Existe quem reclame do governo
cobrar imposto do garimpeiro. Tem quem ache que garimpeiro deveria ser
isento. E não é pouco gente. Qual é sua opinião?
“Sobre esse ponto da incidência de
imposto na comercialização do ouro, as pessoas distorcem as informações,
e muitas vezes, até chegam acusando que a gente quer forçar o
garimpeiro a pagar tributo, ou coisa parecida. Na realidade, eu me sinto
muito tranquilo e à vontade, porque eu sei de toda minha história no
ramo do ouro e principalmente na defesa do garimpo. Essa não é uma
história de hoje, pois, eu tenho 31 anos de atividade no ramo do ouro.
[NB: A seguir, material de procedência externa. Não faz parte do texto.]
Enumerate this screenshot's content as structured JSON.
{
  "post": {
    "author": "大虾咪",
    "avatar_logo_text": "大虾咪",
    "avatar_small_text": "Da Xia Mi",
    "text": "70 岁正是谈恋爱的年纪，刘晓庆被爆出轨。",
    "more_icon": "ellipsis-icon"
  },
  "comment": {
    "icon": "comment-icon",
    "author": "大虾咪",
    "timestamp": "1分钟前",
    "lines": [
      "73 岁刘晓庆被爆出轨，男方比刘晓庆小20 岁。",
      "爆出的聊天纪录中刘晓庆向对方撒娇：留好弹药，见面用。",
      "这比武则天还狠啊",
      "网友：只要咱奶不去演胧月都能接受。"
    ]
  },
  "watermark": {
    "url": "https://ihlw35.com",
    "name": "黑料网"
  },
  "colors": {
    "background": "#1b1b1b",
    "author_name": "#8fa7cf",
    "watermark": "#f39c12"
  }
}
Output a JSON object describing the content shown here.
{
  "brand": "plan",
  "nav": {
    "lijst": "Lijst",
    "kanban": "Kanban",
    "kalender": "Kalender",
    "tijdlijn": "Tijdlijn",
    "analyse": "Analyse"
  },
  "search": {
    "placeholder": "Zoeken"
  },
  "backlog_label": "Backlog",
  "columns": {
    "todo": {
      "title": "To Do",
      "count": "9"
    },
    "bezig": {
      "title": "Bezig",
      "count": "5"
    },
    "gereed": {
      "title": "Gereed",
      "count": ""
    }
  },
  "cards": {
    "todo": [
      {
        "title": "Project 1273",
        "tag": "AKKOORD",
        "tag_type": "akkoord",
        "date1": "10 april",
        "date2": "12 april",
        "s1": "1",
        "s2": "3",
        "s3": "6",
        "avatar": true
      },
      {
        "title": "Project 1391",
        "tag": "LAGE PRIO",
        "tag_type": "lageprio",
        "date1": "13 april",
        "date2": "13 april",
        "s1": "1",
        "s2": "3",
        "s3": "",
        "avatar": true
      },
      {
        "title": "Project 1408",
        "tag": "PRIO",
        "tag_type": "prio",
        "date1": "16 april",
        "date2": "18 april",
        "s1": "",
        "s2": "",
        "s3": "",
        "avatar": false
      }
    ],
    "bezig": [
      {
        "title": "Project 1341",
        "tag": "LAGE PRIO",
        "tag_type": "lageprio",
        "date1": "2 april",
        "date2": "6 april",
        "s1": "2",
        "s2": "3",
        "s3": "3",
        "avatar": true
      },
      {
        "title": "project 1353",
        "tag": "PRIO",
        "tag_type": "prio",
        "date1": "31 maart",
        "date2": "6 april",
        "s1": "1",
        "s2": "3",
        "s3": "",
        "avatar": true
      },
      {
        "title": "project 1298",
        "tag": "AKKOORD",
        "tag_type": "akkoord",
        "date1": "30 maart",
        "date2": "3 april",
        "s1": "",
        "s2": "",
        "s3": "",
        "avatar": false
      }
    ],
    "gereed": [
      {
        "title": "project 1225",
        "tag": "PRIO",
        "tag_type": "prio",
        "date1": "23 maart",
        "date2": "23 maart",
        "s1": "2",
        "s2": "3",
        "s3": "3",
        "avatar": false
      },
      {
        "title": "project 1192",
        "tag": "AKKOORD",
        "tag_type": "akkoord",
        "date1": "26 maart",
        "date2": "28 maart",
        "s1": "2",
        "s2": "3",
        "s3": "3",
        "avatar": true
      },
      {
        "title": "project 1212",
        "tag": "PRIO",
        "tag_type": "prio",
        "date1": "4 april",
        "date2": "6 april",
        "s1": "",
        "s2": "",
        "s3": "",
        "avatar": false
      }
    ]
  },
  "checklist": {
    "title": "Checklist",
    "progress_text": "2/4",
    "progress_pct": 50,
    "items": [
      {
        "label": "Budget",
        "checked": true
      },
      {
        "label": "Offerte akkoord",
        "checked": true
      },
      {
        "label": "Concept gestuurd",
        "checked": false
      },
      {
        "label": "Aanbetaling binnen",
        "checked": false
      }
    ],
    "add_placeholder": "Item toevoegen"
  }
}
Dediquei-me, sempre, ao município de Itaituba para buscar as melhores
condições para desenvolver a orientação educacional para desenvolver o
garimpo. Como Secretário de Mineração que fui, fiz o que esteve ao meu
alcance para facilitar a vida do garimpeiro. Hoje, a SEMMA está dando as
licenças ambientais, e aqui, quero registrar o reconhecimento de que o
atual governo municipal está concedendo as licenças, procurando agilizar
o trabalho, em vez de emperrar. Atualmente, como empresário do setor do
ouro, como presidente da Anoro e como dono de uma distribuidora de
valores, estou vendo que tudo aquilo que foi trabalhado e construído ao
longo do tempo é destruído por uma questão que não é justa, pois não é
justo que não se recolham tributos ao Município. Torno a dizer: esses
tributos sobre o ouro são muito baixos. Nós não devemos destruir o
caminho de legalidade, que é duramente construído, para a gente não ser
tratado como bandido. Hoje, o que eu vejo são bandidos aproveitando-se
da situação, travestindo-se de empresários, sem recolher absolutamente
nada. Esse pessoal usa dessa forma ilegal para lidar com o segmento de
compra de ouro, enquanto as empresas que são formalizadas estão
necessitando reduzir, ou até fechar suas portas, porque não têm saída.
Uma empresa que não fatura, você sabe, aguenta um tempo, tenta suportar
até onde dá, mas, chega uma hora que não dá para continuar. Esperamos e
confiamos que as autoridades, e quando digo as autoridades, faço menção
ao DNPM, à Receita Federal, ao Banco Central, à Polícia Federal e ao
Ministério Público, que se atentem ao que está acontecendo, porque o que
ocorre é uma ilegalidade que prejudica não só ao segmento do ouro, mas,
à sociedade de um modo geral. Triste é a gente estar vendo esse
movimento de comércio ilegal, de compra de ouro para lavagem de dinheiro
para o crime, sendo praticado dentro do nosso município, de forma
escancarada, aberta. E o resultado disso é que o segmento do comércio
legal de ouro, que sempre foi forte no nosso meio, tende a se
enfraquecer cada vez mais”, finalizou Dirceu Frederico Sobrinho.
Fonte: RG 15/O Impacto e Jota Parente.